Не понимаю я людей в нашей деревне. От нас до Эдинбурга довольно далеко, но они изо всех сил делают вид, что это не так. И Нина тоже. Подписчикам она рассказывает про свой таунхаус в Эдинбурге, хотя на самом деле мы живём в Джунипере, в двухквартирном доме, и у нас одна ванная на пятерых. Но Джунипер – очень симпатичная деревенька. Несколько домов, церковь, наша школа, один супермаркет, одна стоматология, одна больница, одно бюро ритуальных услуг и один банк.
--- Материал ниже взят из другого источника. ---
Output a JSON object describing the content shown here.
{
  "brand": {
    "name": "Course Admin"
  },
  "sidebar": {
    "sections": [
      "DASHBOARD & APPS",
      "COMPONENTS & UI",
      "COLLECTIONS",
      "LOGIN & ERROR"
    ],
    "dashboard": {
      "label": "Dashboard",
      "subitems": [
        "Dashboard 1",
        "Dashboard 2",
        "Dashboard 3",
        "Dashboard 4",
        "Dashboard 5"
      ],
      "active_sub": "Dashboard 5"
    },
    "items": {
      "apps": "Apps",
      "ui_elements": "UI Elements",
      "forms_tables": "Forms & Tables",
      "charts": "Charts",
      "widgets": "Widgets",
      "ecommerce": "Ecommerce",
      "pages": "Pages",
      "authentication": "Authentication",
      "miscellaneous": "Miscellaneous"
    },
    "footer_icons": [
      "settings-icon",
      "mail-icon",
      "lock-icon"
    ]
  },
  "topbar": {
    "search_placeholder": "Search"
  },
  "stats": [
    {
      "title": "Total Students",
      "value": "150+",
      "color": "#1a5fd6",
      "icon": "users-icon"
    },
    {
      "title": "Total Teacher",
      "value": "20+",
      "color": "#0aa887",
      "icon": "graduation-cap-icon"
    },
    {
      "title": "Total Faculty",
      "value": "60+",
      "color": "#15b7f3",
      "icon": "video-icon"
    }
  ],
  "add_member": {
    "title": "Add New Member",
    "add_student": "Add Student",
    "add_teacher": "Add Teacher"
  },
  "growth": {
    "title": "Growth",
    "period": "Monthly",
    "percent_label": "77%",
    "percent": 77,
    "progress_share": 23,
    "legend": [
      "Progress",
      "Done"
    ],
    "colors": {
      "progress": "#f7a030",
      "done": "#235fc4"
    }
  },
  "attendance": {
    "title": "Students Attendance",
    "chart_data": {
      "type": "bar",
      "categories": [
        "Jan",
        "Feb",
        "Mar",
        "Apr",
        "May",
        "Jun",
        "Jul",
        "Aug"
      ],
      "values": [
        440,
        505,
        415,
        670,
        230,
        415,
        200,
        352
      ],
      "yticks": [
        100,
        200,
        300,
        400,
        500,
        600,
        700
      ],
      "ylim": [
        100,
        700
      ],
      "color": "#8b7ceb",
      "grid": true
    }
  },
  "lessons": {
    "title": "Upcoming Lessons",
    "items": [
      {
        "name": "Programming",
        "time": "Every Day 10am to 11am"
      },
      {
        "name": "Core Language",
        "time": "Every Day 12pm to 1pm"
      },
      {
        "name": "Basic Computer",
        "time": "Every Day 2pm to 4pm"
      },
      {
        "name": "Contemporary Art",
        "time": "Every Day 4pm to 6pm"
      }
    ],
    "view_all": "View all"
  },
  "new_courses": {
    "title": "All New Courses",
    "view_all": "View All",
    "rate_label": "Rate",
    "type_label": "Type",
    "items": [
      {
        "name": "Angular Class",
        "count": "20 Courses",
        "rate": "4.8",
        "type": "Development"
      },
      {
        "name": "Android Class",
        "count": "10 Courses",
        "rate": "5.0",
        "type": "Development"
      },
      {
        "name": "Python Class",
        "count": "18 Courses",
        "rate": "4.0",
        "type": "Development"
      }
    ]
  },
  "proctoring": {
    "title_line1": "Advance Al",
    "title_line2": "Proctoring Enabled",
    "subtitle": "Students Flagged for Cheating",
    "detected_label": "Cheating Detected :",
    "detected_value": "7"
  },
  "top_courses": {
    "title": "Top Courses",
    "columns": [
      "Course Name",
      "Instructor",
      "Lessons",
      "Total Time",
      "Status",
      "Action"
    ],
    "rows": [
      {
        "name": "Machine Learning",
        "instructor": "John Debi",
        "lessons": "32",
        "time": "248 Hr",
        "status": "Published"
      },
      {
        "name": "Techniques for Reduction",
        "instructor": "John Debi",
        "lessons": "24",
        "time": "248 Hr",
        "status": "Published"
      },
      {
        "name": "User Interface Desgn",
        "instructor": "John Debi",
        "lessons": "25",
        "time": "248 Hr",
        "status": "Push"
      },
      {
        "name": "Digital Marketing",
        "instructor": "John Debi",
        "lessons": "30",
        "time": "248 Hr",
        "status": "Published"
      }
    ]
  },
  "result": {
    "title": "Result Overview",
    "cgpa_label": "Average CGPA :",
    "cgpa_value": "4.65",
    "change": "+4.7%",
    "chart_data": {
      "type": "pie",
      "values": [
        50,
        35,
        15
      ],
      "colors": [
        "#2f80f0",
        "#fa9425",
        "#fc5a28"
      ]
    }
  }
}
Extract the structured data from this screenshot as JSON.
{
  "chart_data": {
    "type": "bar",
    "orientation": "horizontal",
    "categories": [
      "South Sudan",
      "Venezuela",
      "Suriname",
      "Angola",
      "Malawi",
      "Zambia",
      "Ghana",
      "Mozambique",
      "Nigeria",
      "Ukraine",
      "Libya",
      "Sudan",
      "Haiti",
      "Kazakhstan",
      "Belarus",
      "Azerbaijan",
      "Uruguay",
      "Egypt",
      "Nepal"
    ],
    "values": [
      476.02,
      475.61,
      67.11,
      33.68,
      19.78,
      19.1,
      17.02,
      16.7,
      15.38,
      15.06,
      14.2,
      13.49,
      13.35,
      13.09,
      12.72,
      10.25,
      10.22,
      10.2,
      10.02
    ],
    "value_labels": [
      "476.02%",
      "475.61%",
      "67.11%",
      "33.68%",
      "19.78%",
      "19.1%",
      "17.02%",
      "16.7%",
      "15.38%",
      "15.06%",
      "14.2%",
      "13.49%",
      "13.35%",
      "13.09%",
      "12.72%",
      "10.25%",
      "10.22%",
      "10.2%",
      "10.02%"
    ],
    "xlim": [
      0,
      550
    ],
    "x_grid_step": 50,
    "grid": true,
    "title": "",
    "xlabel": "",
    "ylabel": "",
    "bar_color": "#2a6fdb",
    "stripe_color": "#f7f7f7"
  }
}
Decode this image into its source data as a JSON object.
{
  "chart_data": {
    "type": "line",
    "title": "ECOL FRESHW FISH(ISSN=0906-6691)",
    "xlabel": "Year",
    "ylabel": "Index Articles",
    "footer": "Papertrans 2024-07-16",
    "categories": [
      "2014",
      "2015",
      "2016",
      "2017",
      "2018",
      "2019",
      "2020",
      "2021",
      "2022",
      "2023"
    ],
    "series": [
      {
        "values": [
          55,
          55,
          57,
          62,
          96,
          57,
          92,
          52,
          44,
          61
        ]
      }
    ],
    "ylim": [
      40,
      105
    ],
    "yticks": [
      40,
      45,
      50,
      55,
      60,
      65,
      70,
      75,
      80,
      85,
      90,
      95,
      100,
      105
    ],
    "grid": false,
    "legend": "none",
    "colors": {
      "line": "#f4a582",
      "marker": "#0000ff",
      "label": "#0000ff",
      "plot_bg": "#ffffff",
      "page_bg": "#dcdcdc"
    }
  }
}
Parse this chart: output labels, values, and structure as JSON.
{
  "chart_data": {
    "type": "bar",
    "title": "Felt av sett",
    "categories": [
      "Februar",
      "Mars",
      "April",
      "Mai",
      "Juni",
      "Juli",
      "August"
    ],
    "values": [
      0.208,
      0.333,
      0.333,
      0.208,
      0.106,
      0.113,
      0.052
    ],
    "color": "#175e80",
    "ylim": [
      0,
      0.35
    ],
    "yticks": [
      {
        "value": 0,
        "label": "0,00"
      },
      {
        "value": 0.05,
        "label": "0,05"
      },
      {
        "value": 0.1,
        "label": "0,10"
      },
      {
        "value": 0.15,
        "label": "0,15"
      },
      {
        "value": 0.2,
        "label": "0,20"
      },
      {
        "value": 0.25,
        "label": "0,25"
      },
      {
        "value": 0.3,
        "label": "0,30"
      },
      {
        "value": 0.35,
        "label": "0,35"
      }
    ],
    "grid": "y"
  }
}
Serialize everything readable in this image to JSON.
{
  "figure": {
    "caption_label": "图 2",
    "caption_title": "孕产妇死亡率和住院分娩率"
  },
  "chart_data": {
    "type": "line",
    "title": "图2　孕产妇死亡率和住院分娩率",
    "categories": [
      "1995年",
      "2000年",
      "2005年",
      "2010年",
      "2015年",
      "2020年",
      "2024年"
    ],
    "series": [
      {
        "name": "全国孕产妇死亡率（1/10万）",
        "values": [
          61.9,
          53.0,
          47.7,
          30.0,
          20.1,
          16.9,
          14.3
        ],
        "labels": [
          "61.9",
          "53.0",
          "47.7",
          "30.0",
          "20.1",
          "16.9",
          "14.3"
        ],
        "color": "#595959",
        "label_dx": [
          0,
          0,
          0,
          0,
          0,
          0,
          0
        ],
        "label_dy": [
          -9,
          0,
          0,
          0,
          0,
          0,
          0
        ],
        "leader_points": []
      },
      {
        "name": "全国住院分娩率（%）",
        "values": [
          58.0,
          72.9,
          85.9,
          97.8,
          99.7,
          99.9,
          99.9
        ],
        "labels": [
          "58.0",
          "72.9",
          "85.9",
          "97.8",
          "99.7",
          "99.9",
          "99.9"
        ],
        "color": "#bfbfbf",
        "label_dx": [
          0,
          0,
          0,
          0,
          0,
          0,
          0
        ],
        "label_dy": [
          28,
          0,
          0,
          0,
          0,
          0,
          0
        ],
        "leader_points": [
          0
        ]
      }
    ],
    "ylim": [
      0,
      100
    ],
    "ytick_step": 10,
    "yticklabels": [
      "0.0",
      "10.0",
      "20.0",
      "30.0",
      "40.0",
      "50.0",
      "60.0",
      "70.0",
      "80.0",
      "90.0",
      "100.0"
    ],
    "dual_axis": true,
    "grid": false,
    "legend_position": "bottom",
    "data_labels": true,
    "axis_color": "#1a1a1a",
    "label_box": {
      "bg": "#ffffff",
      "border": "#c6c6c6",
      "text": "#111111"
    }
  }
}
Почему всем так хочется быть из Эдинбурга, мне не понять.
– Ну что ж, может ли кто-нибудь ответить, – мисс Мёрфи делает секундную паузу и методично окидывает класс взглядом, – за что в стародавние времена вас могли бы окунуть в Нор-Лох?
Я знаю, что на месте эдинбургского парка Принсес-стрит-гарденс когда-то было озеро под названием Нор-Лох, но впервые слышу о том, что в него кого-то окунали.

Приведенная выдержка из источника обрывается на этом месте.